The data provided gives you access to information on manufacturers, models, sales in thousands of units, the resale price, the price in thousands of dollars, and more from 2008-2012. With the data provided, use Alteryx to find the top 10 manufacturers with the lowest average depreciation across their various models. Follow the instructions below.

Instructions

Calculate Depreciation for each specific model. Convert the number from thousands to regular units (i.e. 5.14 in thousands to 5140)

Remove any rows of data that have a null price or resale value.

Average the depreciation for each model across the manufacturers. Round to two decimal places.

Remove any rows of data for manufacturers who did not have at least 3 models to prevent outliers.

Sort by average depreciation in ascending order. The output should only include the manufacturers and their average depreciation. Limit the output to the ten manufacturers with the least average depreciation

That one threw me for a bit. I used the wrong field to start, the “Sales_in_thousands_of_units” and not the “Price_in_thousands” field. I should have read the data dictionary more closely!
Also, it was easier once I realized that each car model was only listed once, it wasn’t transaction data. After that, much easier. My solution is below.

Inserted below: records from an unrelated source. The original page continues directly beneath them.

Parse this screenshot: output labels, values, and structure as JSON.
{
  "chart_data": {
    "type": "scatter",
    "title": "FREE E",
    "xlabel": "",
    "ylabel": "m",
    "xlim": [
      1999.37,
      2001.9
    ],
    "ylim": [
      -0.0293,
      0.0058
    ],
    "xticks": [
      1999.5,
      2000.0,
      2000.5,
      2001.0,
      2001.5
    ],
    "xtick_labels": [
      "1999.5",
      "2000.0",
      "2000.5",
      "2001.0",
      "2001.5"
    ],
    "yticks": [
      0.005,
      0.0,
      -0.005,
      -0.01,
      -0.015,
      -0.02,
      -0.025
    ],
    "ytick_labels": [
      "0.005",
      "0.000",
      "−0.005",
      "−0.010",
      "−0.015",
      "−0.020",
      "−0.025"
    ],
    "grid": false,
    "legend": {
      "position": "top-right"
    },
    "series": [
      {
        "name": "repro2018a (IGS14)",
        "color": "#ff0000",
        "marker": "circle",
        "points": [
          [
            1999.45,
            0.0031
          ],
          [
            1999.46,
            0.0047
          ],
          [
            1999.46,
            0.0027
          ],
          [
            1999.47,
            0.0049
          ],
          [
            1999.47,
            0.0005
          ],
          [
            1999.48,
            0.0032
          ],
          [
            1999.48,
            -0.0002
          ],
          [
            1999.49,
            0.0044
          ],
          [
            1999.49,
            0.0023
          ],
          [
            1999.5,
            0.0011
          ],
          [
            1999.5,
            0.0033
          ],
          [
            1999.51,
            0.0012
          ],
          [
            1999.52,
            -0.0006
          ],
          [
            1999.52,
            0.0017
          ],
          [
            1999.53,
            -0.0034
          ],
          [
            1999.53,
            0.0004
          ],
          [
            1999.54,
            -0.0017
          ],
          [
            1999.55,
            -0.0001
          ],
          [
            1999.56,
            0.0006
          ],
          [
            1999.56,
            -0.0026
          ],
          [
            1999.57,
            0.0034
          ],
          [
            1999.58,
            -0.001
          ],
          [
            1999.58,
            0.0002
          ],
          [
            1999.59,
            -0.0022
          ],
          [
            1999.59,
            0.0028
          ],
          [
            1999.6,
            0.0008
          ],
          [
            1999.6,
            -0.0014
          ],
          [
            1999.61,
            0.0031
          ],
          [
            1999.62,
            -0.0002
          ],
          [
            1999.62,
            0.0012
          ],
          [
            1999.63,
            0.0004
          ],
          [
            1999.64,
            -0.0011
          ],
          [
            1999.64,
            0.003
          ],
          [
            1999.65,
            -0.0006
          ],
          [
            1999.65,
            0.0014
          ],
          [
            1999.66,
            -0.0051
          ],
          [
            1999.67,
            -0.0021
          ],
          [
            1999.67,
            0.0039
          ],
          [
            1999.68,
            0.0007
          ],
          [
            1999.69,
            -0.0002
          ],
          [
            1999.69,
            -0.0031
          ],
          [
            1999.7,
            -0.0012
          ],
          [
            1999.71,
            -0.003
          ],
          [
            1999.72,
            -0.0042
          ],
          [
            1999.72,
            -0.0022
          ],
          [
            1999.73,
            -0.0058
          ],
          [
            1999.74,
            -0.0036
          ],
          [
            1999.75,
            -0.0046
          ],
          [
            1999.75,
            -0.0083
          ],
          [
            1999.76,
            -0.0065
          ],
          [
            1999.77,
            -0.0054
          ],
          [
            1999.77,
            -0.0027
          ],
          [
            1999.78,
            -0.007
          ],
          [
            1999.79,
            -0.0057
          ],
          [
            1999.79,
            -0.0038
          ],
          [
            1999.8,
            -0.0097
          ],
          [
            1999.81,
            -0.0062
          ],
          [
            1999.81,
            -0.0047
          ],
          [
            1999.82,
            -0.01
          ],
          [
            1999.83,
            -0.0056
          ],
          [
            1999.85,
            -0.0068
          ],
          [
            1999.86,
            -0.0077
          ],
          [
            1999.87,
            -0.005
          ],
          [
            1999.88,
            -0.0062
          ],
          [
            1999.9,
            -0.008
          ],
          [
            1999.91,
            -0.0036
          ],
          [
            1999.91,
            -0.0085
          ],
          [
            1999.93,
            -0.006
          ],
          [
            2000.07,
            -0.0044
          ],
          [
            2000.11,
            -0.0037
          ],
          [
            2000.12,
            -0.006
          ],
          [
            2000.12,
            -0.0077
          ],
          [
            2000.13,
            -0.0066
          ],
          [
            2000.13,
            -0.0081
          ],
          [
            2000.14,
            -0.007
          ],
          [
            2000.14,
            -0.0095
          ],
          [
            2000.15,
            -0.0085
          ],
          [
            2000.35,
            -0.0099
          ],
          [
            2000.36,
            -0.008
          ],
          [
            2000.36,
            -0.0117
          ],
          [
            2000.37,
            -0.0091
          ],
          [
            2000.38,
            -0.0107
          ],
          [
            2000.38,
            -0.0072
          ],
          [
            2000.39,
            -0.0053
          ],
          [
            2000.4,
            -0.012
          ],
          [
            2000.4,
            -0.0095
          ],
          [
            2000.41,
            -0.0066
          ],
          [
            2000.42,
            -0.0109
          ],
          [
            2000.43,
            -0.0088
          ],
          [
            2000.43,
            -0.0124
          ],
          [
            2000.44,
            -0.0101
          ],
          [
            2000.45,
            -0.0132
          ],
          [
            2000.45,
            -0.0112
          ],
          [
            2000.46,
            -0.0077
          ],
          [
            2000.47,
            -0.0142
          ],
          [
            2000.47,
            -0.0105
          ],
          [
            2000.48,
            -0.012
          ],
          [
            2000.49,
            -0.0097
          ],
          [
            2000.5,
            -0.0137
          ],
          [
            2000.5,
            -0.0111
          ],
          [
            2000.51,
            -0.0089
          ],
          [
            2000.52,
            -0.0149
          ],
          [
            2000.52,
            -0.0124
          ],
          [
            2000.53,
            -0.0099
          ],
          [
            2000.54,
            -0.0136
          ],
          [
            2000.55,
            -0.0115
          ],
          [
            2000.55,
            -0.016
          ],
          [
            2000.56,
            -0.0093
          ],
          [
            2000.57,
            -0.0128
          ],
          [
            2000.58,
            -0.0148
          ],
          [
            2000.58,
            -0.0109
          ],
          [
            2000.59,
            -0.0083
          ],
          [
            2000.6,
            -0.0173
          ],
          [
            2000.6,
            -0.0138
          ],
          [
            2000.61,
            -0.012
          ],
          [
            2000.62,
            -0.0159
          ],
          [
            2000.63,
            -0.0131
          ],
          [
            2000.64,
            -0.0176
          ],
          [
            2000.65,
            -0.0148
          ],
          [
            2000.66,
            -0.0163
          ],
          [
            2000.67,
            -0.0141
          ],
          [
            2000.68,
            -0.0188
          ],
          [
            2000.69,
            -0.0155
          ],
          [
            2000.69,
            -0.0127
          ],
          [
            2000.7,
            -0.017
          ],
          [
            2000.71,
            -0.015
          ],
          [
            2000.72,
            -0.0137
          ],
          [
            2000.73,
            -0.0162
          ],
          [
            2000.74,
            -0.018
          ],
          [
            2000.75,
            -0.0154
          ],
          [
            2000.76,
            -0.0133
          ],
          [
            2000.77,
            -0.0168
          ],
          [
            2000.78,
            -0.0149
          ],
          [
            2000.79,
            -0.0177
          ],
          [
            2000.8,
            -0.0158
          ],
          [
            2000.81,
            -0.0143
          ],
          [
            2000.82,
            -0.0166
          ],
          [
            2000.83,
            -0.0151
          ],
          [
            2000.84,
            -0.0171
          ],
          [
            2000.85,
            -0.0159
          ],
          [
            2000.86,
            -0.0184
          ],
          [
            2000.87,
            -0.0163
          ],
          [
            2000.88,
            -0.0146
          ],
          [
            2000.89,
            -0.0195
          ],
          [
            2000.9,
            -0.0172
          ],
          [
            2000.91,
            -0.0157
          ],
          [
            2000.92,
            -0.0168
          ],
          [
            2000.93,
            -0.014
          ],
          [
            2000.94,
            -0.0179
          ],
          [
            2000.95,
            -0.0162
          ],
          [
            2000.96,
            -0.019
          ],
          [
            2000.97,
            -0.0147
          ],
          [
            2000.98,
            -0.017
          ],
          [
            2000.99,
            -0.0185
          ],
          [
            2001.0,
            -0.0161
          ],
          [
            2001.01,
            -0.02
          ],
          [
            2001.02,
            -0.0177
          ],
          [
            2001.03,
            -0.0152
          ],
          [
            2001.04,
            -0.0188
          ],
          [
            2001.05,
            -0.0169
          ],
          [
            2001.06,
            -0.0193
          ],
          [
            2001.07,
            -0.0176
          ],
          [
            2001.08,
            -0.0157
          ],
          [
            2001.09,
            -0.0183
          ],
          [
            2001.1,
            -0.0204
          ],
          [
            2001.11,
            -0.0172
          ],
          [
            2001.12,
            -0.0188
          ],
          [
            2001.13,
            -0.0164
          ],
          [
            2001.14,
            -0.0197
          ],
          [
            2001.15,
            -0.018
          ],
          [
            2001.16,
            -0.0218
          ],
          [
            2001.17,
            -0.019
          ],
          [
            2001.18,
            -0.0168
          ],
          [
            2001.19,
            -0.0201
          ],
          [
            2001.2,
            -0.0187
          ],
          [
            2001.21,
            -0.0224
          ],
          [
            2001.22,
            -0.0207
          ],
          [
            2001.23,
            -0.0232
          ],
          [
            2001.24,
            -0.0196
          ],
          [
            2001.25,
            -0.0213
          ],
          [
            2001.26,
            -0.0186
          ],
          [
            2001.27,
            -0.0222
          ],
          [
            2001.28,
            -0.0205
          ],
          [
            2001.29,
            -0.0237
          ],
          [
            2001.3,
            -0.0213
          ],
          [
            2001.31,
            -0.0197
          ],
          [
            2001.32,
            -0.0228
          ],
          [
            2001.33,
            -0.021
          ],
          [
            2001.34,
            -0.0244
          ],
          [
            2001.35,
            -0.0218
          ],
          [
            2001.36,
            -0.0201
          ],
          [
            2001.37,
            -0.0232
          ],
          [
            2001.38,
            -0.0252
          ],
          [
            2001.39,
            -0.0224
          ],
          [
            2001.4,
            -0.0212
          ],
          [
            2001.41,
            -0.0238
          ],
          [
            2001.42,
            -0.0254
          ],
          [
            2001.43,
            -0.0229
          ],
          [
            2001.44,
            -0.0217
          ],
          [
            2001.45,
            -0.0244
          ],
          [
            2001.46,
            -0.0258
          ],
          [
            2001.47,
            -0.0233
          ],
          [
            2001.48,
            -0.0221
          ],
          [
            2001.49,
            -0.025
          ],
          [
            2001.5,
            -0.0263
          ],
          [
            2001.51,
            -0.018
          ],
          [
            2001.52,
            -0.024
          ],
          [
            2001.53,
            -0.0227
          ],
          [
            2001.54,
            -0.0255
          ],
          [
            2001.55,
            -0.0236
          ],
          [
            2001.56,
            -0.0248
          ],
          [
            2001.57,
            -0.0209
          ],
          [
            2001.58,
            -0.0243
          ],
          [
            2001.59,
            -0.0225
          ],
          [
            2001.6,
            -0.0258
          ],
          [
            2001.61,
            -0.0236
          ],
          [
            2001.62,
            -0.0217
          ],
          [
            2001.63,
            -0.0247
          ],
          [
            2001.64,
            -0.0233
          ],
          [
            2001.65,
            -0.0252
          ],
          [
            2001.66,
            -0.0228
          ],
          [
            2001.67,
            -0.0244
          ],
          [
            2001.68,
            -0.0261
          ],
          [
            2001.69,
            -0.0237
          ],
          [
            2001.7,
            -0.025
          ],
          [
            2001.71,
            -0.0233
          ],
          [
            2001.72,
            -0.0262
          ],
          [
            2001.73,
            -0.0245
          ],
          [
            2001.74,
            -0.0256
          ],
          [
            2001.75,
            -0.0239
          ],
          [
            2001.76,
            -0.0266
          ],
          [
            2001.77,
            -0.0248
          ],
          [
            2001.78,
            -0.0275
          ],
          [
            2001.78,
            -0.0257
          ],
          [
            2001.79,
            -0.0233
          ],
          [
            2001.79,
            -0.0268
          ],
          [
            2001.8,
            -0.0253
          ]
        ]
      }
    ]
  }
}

Great Alteryx challenge! I forgot to change the depreciation that we calculated from a string to a number, so I spun my wheels for a while trying to get the average. I also didn’t know about the fixed decimal data type, but that comes in handy for this one. Overall, solid for brushing up on formulas, summarizing, filtering, and some of the other basic Alteryx tools. This was my solution:

Alteryx is so forgiving. I used Sales instead of Price for my initial depreciation formula, but once I fixed that, everything else down the chain flowed so smoothly. I also appreciate the ability to pull other data flows off of different points; I worried that my summarize functions would be off, so I split off the count from the average to double-check my work. Thanks for the challenge, Dylan!

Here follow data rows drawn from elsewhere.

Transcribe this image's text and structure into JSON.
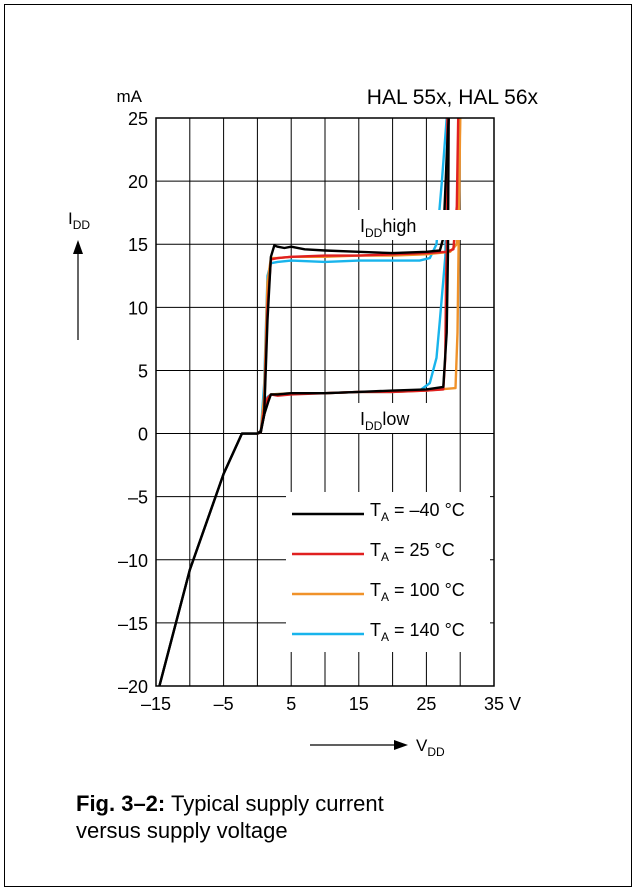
{
  "chart_data": {
    "type": "line",
    "title": "HAL 55x, HAL 56x",
    "xlabel": {
      "main": "V",
      "sub": "DD"
    },
    "ylabel": {
      "main": "I",
      "sub": "DD"
    },
    "y_unit": "mA",
    "x_unit": "V",
    "xlim": [
      -15,
      35
    ],
    "ylim": [
      -20,
      25
    ],
    "x_ticks": [
      -15,
      -5,
      5,
      15,
      25,
      35
    ],
    "x_tick_labels": [
      "–15",
      "–5",
      "5",
      "15",
      "25",
      "35 V"
    ],
    "y_ticks": [
      -20,
      -15,
      -10,
      -5,
      0,
      5,
      10,
      15,
      20,
      25
    ],
    "y_tick_labels": [
      "–20",
      "–15",
      "–10",
      "–5",
      "0",
      "5",
      "10",
      "15",
      "20",
      "25"
    ],
    "grid": true,
    "legend_position": "bottom-right",
    "annotations": [
      {
        "main": "I",
        "sub": "DD",
        "rest": "high"
      },
      {
        "main": "I",
        "sub": "DD",
        "rest": "low"
      }
    ],
    "series": [
      {
        "name": {
          "prefix": "T",
          "sub": "A",
          "rest": " = –40 °C"
        },
        "color": "#000000",
        "high": [
          [
            -14.5,
            -20
          ],
          [
            -10,
            -10.8
          ],
          [
            -5,
            -3.2
          ],
          [
            -2.3,
            0
          ],
          [
            0,
            0
          ],
          [
            0.5,
            0.1
          ],
          [
            1,
            1.5
          ],
          [
            1.5,
            9
          ],
          [
            2,
            14
          ],
          [
            2.5,
            14.9
          ],
          [
            3,
            14.8
          ],
          [
            4,
            14.7
          ],
          [
            5,
            14.8
          ],
          [
            7,
            14.6
          ],
          [
            10,
            14.5
          ],
          [
            15,
            14.4
          ],
          [
            20,
            14.3
          ],
          [
            25,
            14.4
          ],
          [
            27,
            14.5
          ],
          [
            27.5,
            15.5
          ],
          [
            28,
            22
          ],
          [
            28.3,
            25
          ]
        ],
        "low": [
          [
            -14.5,
            -20
          ],
          [
            -10,
            -10.8
          ],
          [
            -5,
            -3.2
          ],
          [
            -2.3,
            0
          ],
          [
            0,
            0
          ],
          [
            0.5,
            0.2
          ],
          [
            1,
            1.5
          ],
          [
            1.6,
            2.5
          ],
          [
            2,
            3.1
          ],
          [
            3,
            3.1
          ],
          [
            5,
            3.2
          ],
          [
            10,
            3.2
          ],
          [
            15,
            3.3
          ],
          [
            20,
            3.4
          ],
          [
            25,
            3.5
          ],
          [
            27.5,
            3.7
          ],
          [
            28,
            8
          ],
          [
            28.2,
            14.5
          ],
          [
            28.3,
            25
          ]
        ]
      },
      {
        "name": {
          "prefix": "T",
          "sub": "A",
          "rest": " = 25 °C"
        },
        "color": "#e02020",
        "high": [
          [
            0,
            0
          ],
          [
            0.5,
            0.1
          ],
          [
            1,
            2
          ],
          [
            1.5,
            10
          ],
          [
            2,
            13.8
          ],
          [
            3,
            13.9
          ],
          [
            5,
            14
          ],
          [
            10,
            14.1
          ],
          [
            15,
            14.1
          ],
          [
            20,
            14.2
          ],
          [
            25,
            14.3
          ],
          [
            28,
            14.4
          ],
          [
            29,
            14.6
          ],
          [
            29.5,
            18
          ],
          [
            29.7,
            25
          ]
        ],
        "low": [
          [
            0,
            0
          ],
          [
            0.5,
            0.2
          ],
          [
            1,
            1.5
          ],
          [
            1.5,
            2.8
          ],
          [
            2,
            3.1
          ],
          [
            3,
            3.0
          ],
          [
            5,
            3.1
          ],
          [
            10,
            3.2
          ],
          [
            15,
            3.3
          ],
          [
            20,
            3.3
          ],
          [
            25,
            3.4
          ],
          [
            27.5,
            3.5
          ],
          [
            27.8,
            6
          ],
          [
            27.9,
            12
          ],
          [
            28,
            14.2
          ],
          [
            28.1,
            25
          ]
        ]
      },
      {
        "name": {
          "prefix": "T",
          "sub": "A",
          "rest": " = 100 °C"
        },
        "color": "#f0922a",
        "high": [
          [
            0,
            0
          ],
          [
            0.5,
            0.1
          ],
          [
            1,
            3
          ],
          [
            1.5,
            12
          ],
          [
            2,
            13.9
          ],
          [
            3,
            13.9
          ],
          [
            5,
            14
          ],
          [
            10,
            14
          ],
          [
            15,
            14.1
          ],
          [
            20,
            14.1
          ],
          [
            25,
            14.2
          ],
          [
            28.5,
            14.4
          ],
          [
            29.5,
            15
          ],
          [
            29.8,
            20
          ],
          [
            30,
            25
          ]
        ],
        "low": [
          [
            0,
            0
          ],
          [
            0.5,
            0.2
          ],
          [
            1,
            1.6
          ],
          [
            1.5,
            2.8
          ],
          [
            2,
            3.1
          ],
          [
            5,
            3.2
          ],
          [
            10,
            3.2
          ],
          [
            15,
            3.3
          ],
          [
            20,
            3.3
          ],
          [
            25,
            3.4
          ],
          [
            29.3,
            3.6
          ],
          [
            29.6,
            8
          ],
          [
            29.8,
            16
          ],
          [
            30,
            25
          ]
        ]
      },
      {
        "name": {
          "prefix": "T",
          "sub": "A",
          "rest": " = 140 °C"
        },
        "color": "#18b4ec",
        "high": [
          [
            0,
            0
          ],
          [
            0.5,
            0.1
          ],
          [
            1,
            4
          ],
          [
            1.5,
            12.5
          ],
          [
            2,
            13.5
          ],
          [
            3,
            13.6
          ],
          [
            5,
            13.7
          ],
          [
            10,
            13.6
          ],
          [
            15,
            13.7
          ],
          [
            20,
            13.7
          ],
          [
            24,
            13.7
          ],
          [
            25.5,
            13.9
          ],
          [
            26.5,
            15
          ],
          [
            27.3,
            20
          ],
          [
            28,
            25
          ]
        ],
        "low": [
          [
            0,
            0
          ],
          [
            0.5,
            0.2
          ],
          [
            1,
            1.8
          ],
          [
            1.5,
            2.9
          ],
          [
            2,
            3.1
          ],
          [
            5,
            3.2
          ],
          [
            10,
            3.2
          ],
          [
            15,
            3.3
          ],
          [
            20,
            3.3
          ],
          [
            24,
            3.4
          ],
          [
            25.5,
            4
          ],
          [
            26.5,
            6
          ],
          [
            27,
            9
          ],
          [
            27.8,
            14
          ],
          [
            28.2,
            25
          ]
        ]
      }
    ]
  },
  "caption": {
    "label": "Fig. 3–2:",
    "line1": " Typical supply current",
    "line2": "versus supply voltage"
  }
}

Cool problem! I probably didn’t take the most efficient approach in regards to filtering out manufacturers without at least 3 models but it worked out anyways.

Same. I ended up going a bit overboard with what I did. Also, I need to figure out how to rewrite the descriptions below each tool like how you have it presented. I feel like that makes it much more understandable and aesthetically pleasing.

This was a cool challenge, I tried a couple of different ways to count the number of models for each manufacturer, but couldn’t figure it out. The solution showed me a cool way of doing it thinking outside the box. I didn’t even know the CountDistinct was an option for the summarize tool until now

This one was a little tricky with the double filter. This problem was good at reminding me to take a step back and think about what data I am trying to find. Alteryx has shown me how to break things into simple steps.